Many projects (Gnosys, uPort, Universal Login) have their multisig wallet to represent a user's identity and improve the UX. Yet, all are different. It's unlikely that any of the multisig being built right now will be relevant more than a few years. There are features we haven't even though about that will be important to have in a few years.

ERC725 (v2) proposes to build a minimalistic proxy and upgrade the multisig that owns it when the users feel the need. This allows you to keep your address forever and not have to move your token to a new wallet. But with this approach, the multisig doesn't own the assets (the proxy does) so meta-tx with refund is more complex. Also, a dApp will see the proxy's address but won't be able to query the ownership contract transparently, which increases the complexity.

What it does

My proposal is to improve on ERC725 by giving the capacity to delegatecall to an external contract that hosts the ownership logic. This makes the ownership logic upgradable without needing any contract deployment. This increases the effectiveness of the proxy while reducing the upgrade cost.

How I built it

I started building the proxy itself. I then implemented a few delegates with different security level (single ownership → multisig with meta-tx → multisig with meta-tx that can refund the relayer). Of course, ENS registration and ERC1271 signature verifications are built in.

I then built a delegate that inherits from ERC1077 and is thus compatible with Universal Login. By modifying a few lines in the Universal Login SDK I made it deploy my proxy instead of the current (non-upgradable) multisigs. This reduces the deployment cost by 80%!

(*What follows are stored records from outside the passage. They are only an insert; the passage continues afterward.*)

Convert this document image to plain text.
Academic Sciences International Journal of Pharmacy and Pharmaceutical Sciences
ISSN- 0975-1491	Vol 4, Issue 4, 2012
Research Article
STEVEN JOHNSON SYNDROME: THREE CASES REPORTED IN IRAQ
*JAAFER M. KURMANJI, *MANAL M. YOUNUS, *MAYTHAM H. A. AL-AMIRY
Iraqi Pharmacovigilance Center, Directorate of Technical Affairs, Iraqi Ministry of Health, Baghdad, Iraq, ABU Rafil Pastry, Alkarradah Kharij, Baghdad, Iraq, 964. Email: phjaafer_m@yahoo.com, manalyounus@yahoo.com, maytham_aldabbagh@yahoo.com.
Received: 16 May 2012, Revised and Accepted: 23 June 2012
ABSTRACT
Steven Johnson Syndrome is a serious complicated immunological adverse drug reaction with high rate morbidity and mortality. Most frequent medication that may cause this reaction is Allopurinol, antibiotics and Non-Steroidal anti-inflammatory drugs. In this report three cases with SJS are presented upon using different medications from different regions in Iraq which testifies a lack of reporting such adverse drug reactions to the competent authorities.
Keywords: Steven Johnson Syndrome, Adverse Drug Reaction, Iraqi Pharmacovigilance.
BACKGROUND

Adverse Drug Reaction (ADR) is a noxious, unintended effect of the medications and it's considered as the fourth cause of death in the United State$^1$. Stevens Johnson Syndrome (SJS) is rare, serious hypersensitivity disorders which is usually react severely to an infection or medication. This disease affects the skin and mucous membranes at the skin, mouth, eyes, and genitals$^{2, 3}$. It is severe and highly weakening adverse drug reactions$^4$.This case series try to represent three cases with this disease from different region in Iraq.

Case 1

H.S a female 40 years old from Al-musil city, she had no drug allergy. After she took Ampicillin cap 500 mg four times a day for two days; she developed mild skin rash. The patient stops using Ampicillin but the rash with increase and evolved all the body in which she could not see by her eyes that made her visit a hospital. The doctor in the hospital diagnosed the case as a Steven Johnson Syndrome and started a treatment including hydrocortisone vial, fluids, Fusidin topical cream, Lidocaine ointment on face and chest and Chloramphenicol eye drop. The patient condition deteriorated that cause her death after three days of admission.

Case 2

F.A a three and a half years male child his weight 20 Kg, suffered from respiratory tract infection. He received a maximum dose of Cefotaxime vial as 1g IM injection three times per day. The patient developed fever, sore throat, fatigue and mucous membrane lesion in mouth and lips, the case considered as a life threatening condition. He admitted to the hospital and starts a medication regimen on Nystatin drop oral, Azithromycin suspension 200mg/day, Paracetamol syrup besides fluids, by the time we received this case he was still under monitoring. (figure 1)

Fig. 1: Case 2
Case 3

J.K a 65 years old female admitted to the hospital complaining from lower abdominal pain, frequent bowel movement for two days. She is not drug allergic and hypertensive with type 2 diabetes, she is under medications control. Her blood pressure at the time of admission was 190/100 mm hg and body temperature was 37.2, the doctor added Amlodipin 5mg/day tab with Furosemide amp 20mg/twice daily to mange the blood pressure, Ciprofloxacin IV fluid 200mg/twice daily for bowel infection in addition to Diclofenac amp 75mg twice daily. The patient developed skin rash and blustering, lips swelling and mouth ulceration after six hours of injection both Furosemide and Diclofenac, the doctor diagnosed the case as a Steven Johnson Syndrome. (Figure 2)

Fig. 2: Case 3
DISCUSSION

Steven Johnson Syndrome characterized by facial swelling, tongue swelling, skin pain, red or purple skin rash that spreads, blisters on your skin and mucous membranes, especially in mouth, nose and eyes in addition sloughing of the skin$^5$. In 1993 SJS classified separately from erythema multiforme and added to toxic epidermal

Last but not least I identified a missing feature in ERC1077 (support for ERC1271). I thus build a new delegate for the proxy. Proxies deployed by the SDK can then be upgraded to include this missing feature while keeping their balance and ENS registration.

Challenges I ran into

Delegate calls are tricky to work with, and handling storage in upgradable contracts was a real challenge. Also, I'm not a node.js wizard, and upgrading the Universal Login SDK was difficult in such a short time.

Accomplishments that I'm proud of

Reducing the deployment cost of wallets by 80% while giving them the ability to get upgraded.

What I learned

Working in a rush is never a good thing. Also, node.js, Universal Login's SDK, and a lot about the EVM

What's next for Universally Upgradable Identity Proxy

Pull request to Universal Login, other POC with other wallets and ERC proposal. I'd love to deploy a contract with Universal Login, register it on ENS, and then reconfigure it to be a GnosisSafe or uPort format that runs natively with these wallets.